Watch out for comparisons

So much on social media as in the public, political and media debate comparisons between situations are frequent. Between Italy and other European countries, between today and last spring, between Covid-19 and other diseases, just to name some of the most talked about. Up to, to the extreme, attempts to compare the probability of dying from the new coronavirus and that of being hit by an asteroid.

However, even leaving out the crazy arguments, many of these comparisons are little sense both from a logical and a statistical point of view. For example, when it comes to the counting of positive cases, the strategies with which the monitoring is carried out on the territory are decisive.
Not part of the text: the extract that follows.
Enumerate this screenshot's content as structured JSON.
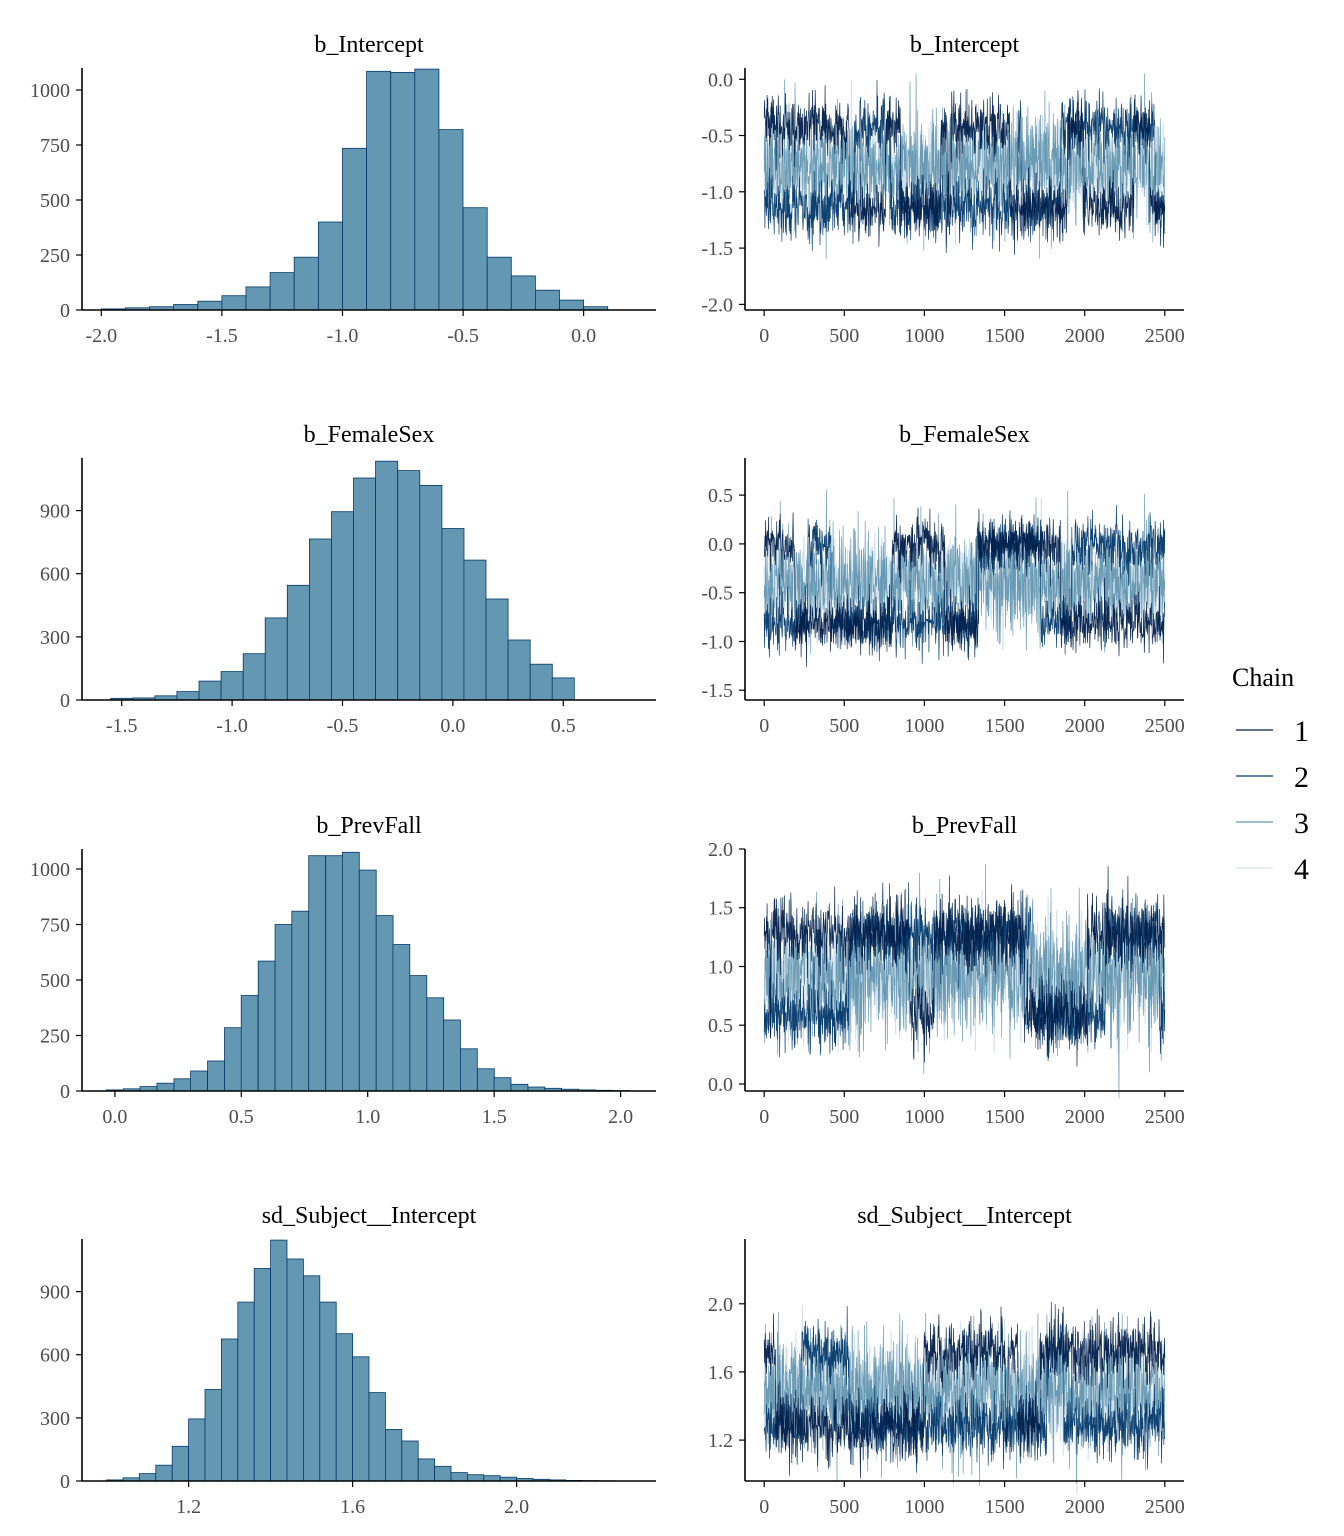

This means that both at a geographical level (especially between country and country) and at a temporal level, the comparisons can be distorted by these differences: the approximately 5 thousand cases of new positivity today are not comparable with those that occurred at the beginning of March. br>
A purely conceptual, but decisive, comparison is that between corresponding periods of different years. At the moment it is an impossible comparison, because a year ago the data (at least the official ones) were all zero, but the fact that already in mid-October we are dealing with a large number of cases and with a significant growth raises some concern. The fear, in fact, is that the cold season could generate a dynamic similar to that of seasonal flu viruses, and in this sense today we would be just at the beginning of the wave of infections. This type of comparisons will probably be talked about a lot in the future, because they represent a way of understanding how the circulation of the virus is changing from one year to the next, adjusting prevention behaviors accordingly.